Pouvez-vous nous parler de l’œuvre ou des œuvres que vous montrez à l’exposition ?

 Tout est question de traces.

Le dévoilement de la mémoire peut être une thérapie par le souvenir. C’est une sorte de distraction par l’art afin d’oublier la « question », la vraie et apaiser la véritable angoisse. Dans toutes ses formes, l’art est une échappatoire au tragique par le tragique. Oublier la grande noire en se plaignant plus. Toujours plus.

L’artiste qui cherche à « dire » se perd dans ses dires. Et l’image ne dira que si elle est extirpée de quelque coin de la mémoire. On a beau réfléchir, l’image ne revient pas. C’est sa trace qui répond. Le sillon qu’elle a creusé renvoie sa cicatrice. Moi, j’avais pris l’art pour une théorie. Il s’est avéré un miroir.

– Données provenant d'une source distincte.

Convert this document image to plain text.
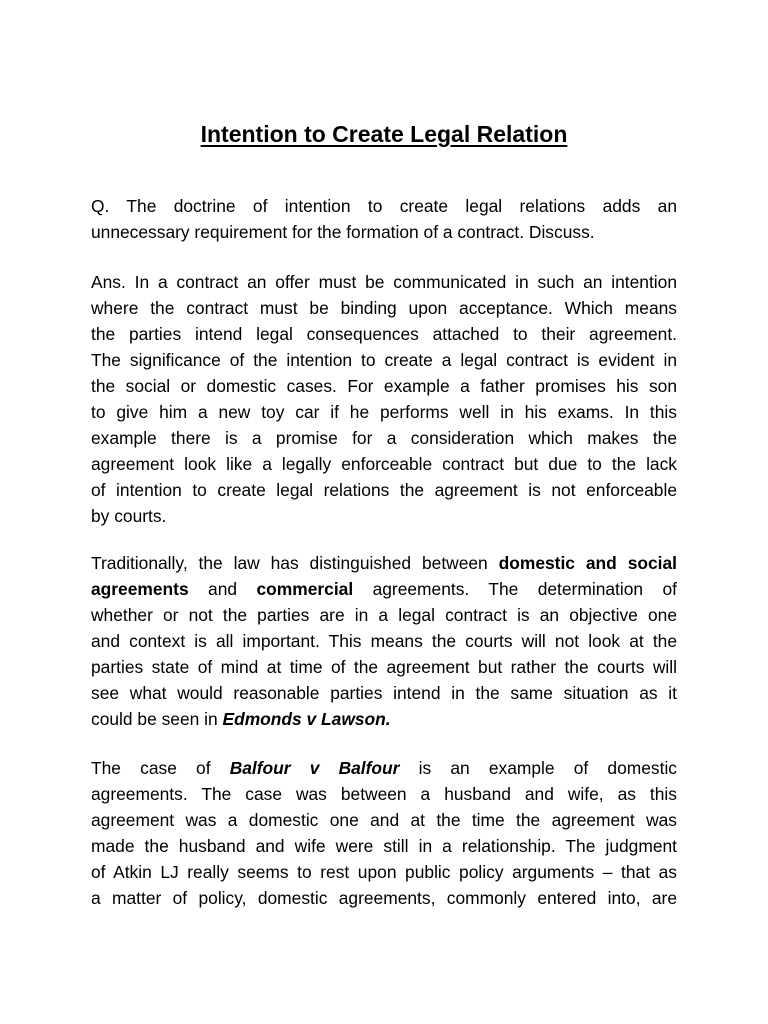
Intention to Create Legal Relation
Q. The doctrine of intention to create legal relations adds an
unnecessary requirement for the formation of a contract. Discuss.
Ans. In a contract an offer must be communicated in such an intention
where the contract must be binding upon acceptance. Which means
the parties intend legal consequences attached to their agreement.
The significance of the intention to create a legal contract is evident in
the social or domestic cases. For example a father promises his son
to give him a new toy car if he performs well in his exams. In this
example there is a promise for a consideration which makes the
agreement look like a legally enforceable contract but due to the lack
of intention to create legal relations the agreement is not enforceable
by courts.
Traditionally, the law has distinguished between domestic and social
agreements and commercial agreements. The determination of
whether or not the parties are in a legal contract is an objective one
and context is all important. This means the courts will not look at the
parties state of mind at time of the agreement but rather the courts will
see what would reasonable parties intend in the same situation as it
could be seen in Edmonds v Lawson.
The case of Balfour v Balfour is an example of domestic
agreements. The case was between a husband and wife, as this
agreement was a domestic one and at the time the agreement was
made the husband and wife were still in a relationship. The judgment
of Atkin LJ really seems to rest upon public policy arguments – that as
a matter of policy, domestic agreements, commonly entered into, are
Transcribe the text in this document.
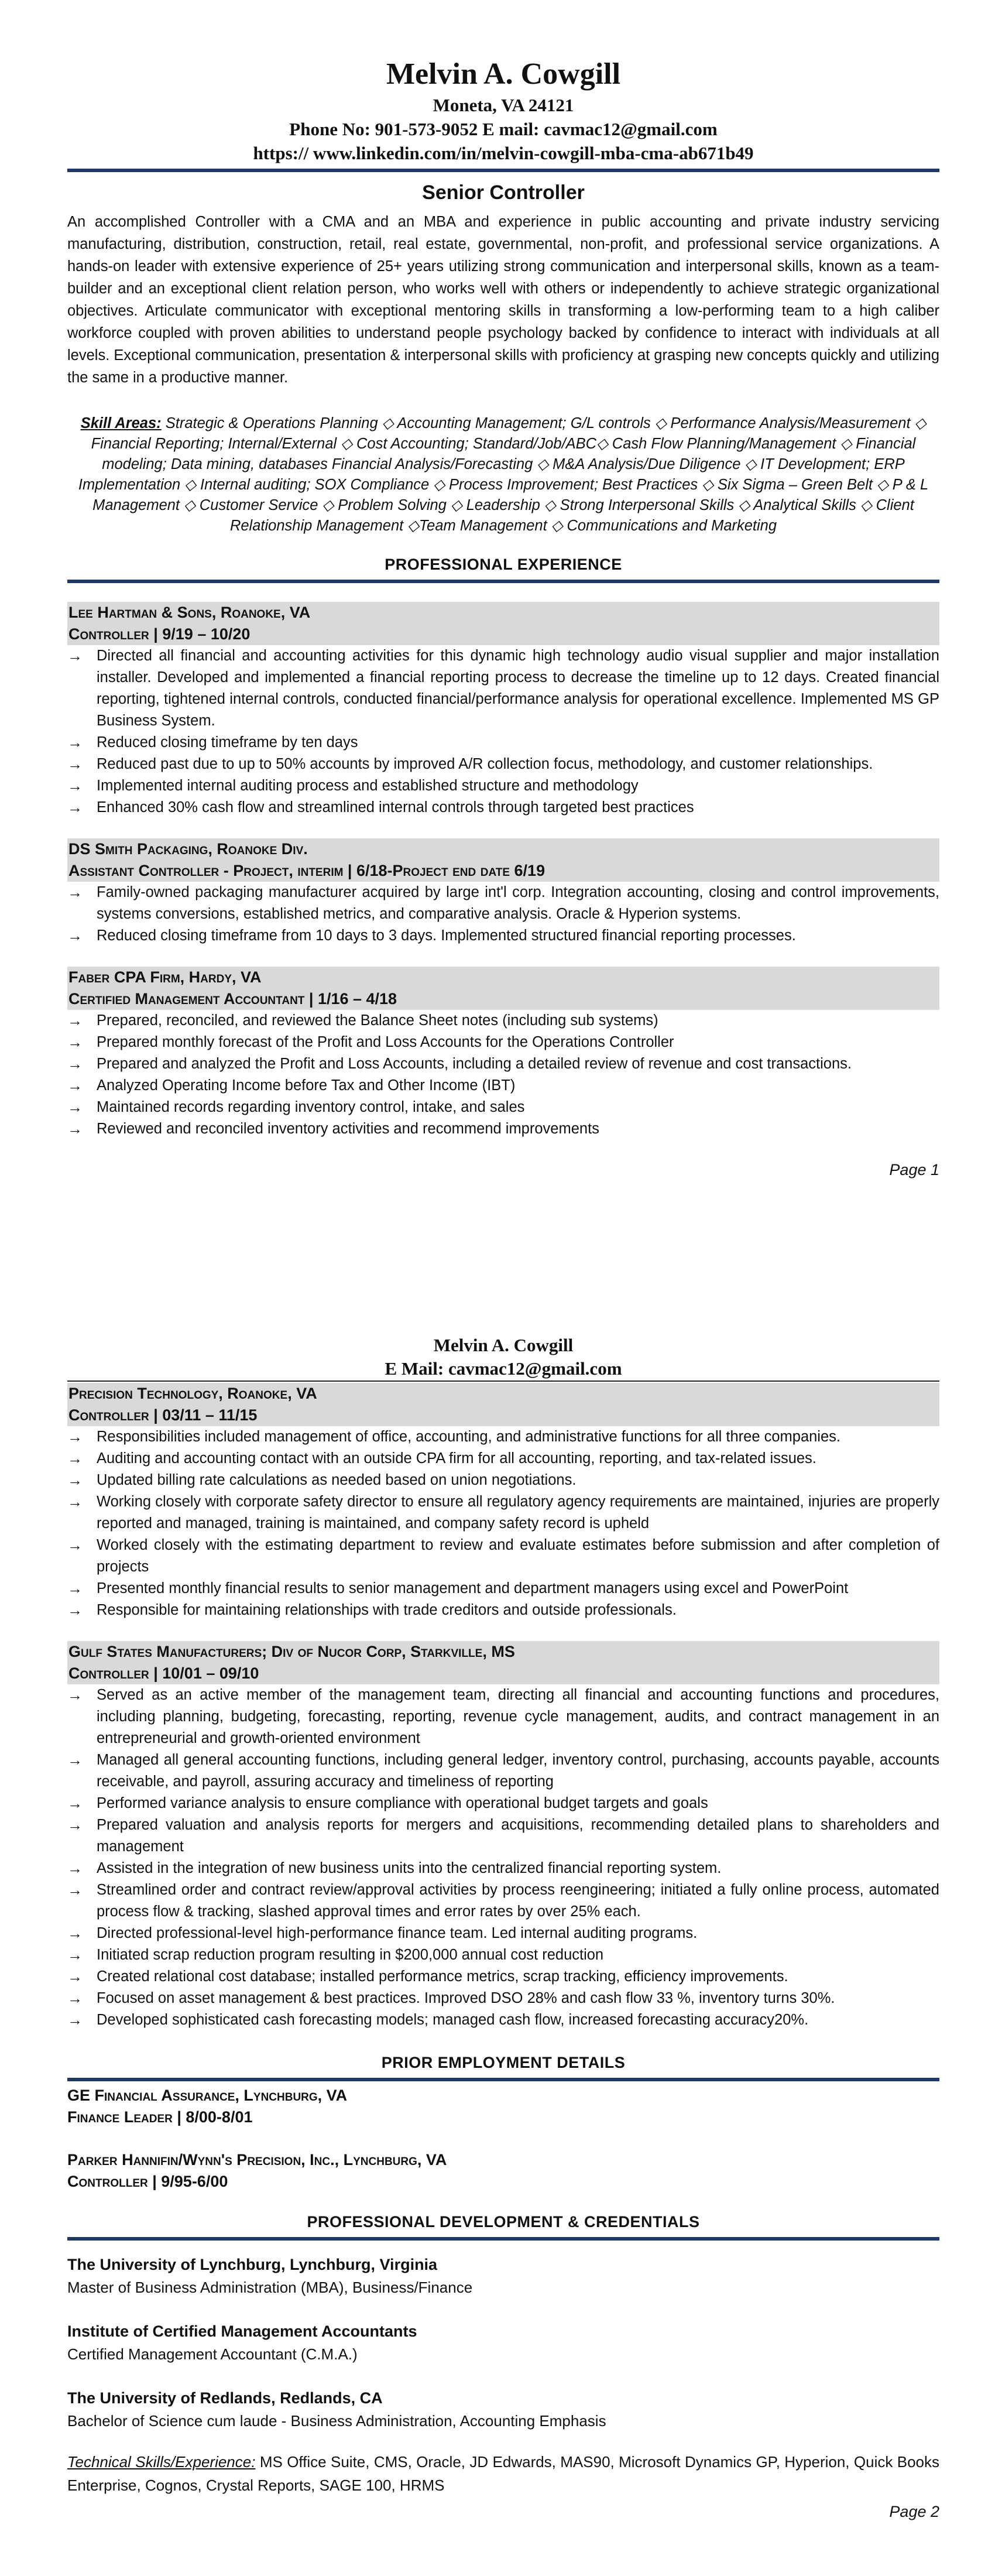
Melvin A. Cowgill
Moneta, VA 24121
Phone No: 901-573-9052 E mail: cavmac12@gmail.com
https:// www.linkedin.com/in/melvin-cowgill-mba-cma-ab671b49
Senior Controller
An accomplished Controller with a CMA and an MBA and experience in public accounting and private industry servicing manufacturing, distribution, construction, retail, real estate, governmental, non-profit, and professional service organizations. A hands-on leader with extensive experience of 25+ years utilizing strong communication and interpersonal skills, known as a team-builder and an exceptional client relation person, who works well with others or independently to achieve strategic organizational objectives. Articulate communicator with exceptional mentoring skills in transforming a low-performing team to a high caliber workforce coupled with proven abilities to understand people psychology backed by confidence to interact with individuals at all levels. Exceptional communication, presentation & interpersonal skills with proficiency at grasping new concepts quickly and utilizing the same in a productive manner.
Skill Areas: Strategic & Operations Planning ◇ Accounting Management; G/L controls ◇ Performance Analysis/Measurement ◇ Financial Reporting; Internal/External ◇ Cost Accounting; Standard/Job/ABC◇ Cash Flow Planning/Management ◇ Financial modeling; Data mining, databases Financial Analysis/Forecasting ◇ M&A Analysis/Due Diligence ◇ IT Development; ERP Implementation ◇ Internal auditing; SOX Compliance ◇ Process Improvement; Best Practices ◇ Six Sigma – Green Belt ◇ P & L Management ◇ Customer Service ◇ Problem Solving ◇ Leadership ◇ Strong Interpersonal Skills ◇ Analytical Skills ◇ Client Relationship Management ◇Team Management ◇ Communications and Marketing
PROFESSIONAL EXPERIENCE
Lee Hartman & Sons, Roanoke, VA
Controller | 9/19 – 10/20
→ Directed all financial and accounting activities for this dynamic high technology audio visual supplier and major installation installer. Developed and implemented a financial reporting process to decrease the timeline up to 12 days. Created financial reporting, tightened internal controls, conducted financial/performance analysis for operational excellence. Implemented MS GP Business System.
→ Reduced closing timeframe by ten days
→ Reduced past due to up to 50% accounts by improved A/R collection focus, methodology, and customer relationships.
→ Implemented internal auditing process and established structure and methodology
→ Enhanced 30% cash flow and streamlined internal controls through targeted best practices
DS Smith Packaging, Roanoke Div.
Assistant Controller - Project, interim | 6/18-Project end date 6/19
→ Family-owned packaging manufacturer acquired by large int'l corp. Integration accounting, closing and control improvements, systems conversions, established metrics, and comparative analysis. Oracle & Hyperion systems.
→ Reduced closing timeframe from 10 days to 3 days. Implemented structured financial reporting processes.
Faber CPA Firm, Hardy, VA
Certified Management Accountant | 1/16 – 4/18
→ Prepared, reconciled, and reviewed the Balance Sheet notes (including sub systems)
→ Prepared monthly forecast of the Profit and Loss Accounts for the Operations Controller
→ Prepared and analyzed the Profit and Loss Accounts, including a detailed review of revenue and cost transactions.
→ Analyzed Operating Income before Tax and Other Income (IBT)
→ Maintained records regarding inventory control, intake, and sales
→ Reviewed and reconciled inventory activities and recommend improvements
Page 1
Melvin A. Cowgill
E Mail: cavmac12@gmail.com
Precision Technology, Roanoke, VA
Controller | 03/11 – 11/15
→ Responsibilities included management of office, accounting, and administrative functions for all three companies.
→ Auditing and accounting contact with an outside CPA firm for all accounting, reporting, and tax-related issues.
→ Updated billing rate calculations as needed based on union negotiations.
→ Working closely with corporate safety director to ensure all regulatory agency requirements are maintained, injuries are properly reported and managed, training is maintained, and company safety record is upheld
→ Worked closely with the estimating department to review and evaluate estimates before submission and after completion of projects
→ Presented monthly financial results to senior management and department managers using excel and PowerPoint
→ Responsible for maintaining relationships with trade creditors and outside professionals.
Gulf States Manufacturers; Div of Nucor Corp, Starkville, MS
Controller | 10/01 – 09/10
→ Served as an active member of the management team, directing all financial and accounting functions and procedures, including planning, budgeting, forecasting, reporting, revenue cycle management, audits, and contract management in an entrepreneurial and growth-oriented environment
→ Managed all general accounting functions, including general ledger, inventory control, purchasing, accounts payable, accounts receivable, and payroll, assuring accuracy and timeliness of reporting
→ Performed variance analysis to ensure compliance with operational budget targets and goals
→ Prepared valuation and analysis reports for mergers and acquisitions, recommending detailed plans to shareholders and management
→ Assisted in the integration of new business units into the centralized financial reporting system.
→ Streamlined order and contract review/approval activities by process reengineering; initiated a fully online process, automated process flow & tracking, slashed approval times and error rates by over 25% each.
→ Directed professional-level high-performance finance team. Led internal auditing programs.
→ Initiated scrap reduction program resulting in $200,000 annual cost reduction
→ Created relational cost database; installed performance metrics, scrap tracking, efficiency improvements.
→ Focused on asset management & best practices. Improved DSO 28% and cash flow 33 %, inventory turns 30%.
→ Developed sophisticated cash forecasting models; managed cash flow, increased forecasting accuracy20%.
PRIOR EMPLOYMENT DETAILS
GE Financial Assurance, Lynchburg, VA
Finance Leader | 8/00-8/01
Parker Hannifin/Wynn's Precision, Inc., Lynchburg, VA
Controller | 9/95-6/00
PROFESSIONAL DEVELOPMENT & CREDENTIALS
The University of Lynchburg, Lynchburg, Virginia
Master of Business Administration (MBA), Business/Finance
Institute of Certified Management Accountants
Certified Management Accountant (C.M.A.)
The University of Redlands, Redlands, CA
Bachelor of Science cum laude - Business Administration, Accounting Emphasis
Technical Skills/Experience: MS Office Suite, CMS, Oracle, JD Edwards, MAS90, Microsoft Dynamics GP, Hyperion, Quick Books Enterprise, Cognos, Crystal Reports, SAGE 100, HRMS
Page 2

Mais, les cicatrices réveillent toujours les blessures. On se croit guéri, mais la démangeaison est là, persistante.

Alors, je monte les symboles et les symboles montent l’œuvre. Je suis dedans. Déçu de l’art auquel je voulais soutirer des réponses. Déçu de la peinture comme acte d’existence. Je descends par étape. De déception en déception. Le salut que j’ai longtemps cherché a disparu et je n’ai que la surface angoissante du vide comme seule image. Je rassemble des mémoires instantanées desquelles je fais resurgir d’autres plus anciennes. Je confronte les événements.

J’invente des traces. Je colle des draps. Du papier, des cartes et du tissu. De la paille et des cailloux. Du sable et de la terre. Du « tout ».

J’assemble les cicatrices du quotidien. Le mien et celui des autres.

Mon œuvre est une plainte qui accentue ma peur quand je veux être rassuré. Les oiseaux noirs, les visages inquiétants, le meuble à non usage.

Quelles sont vos « influences » artistiques ? Votre œuvre a-t-elle un lien avec la civilisation ou/et le monde arabe ?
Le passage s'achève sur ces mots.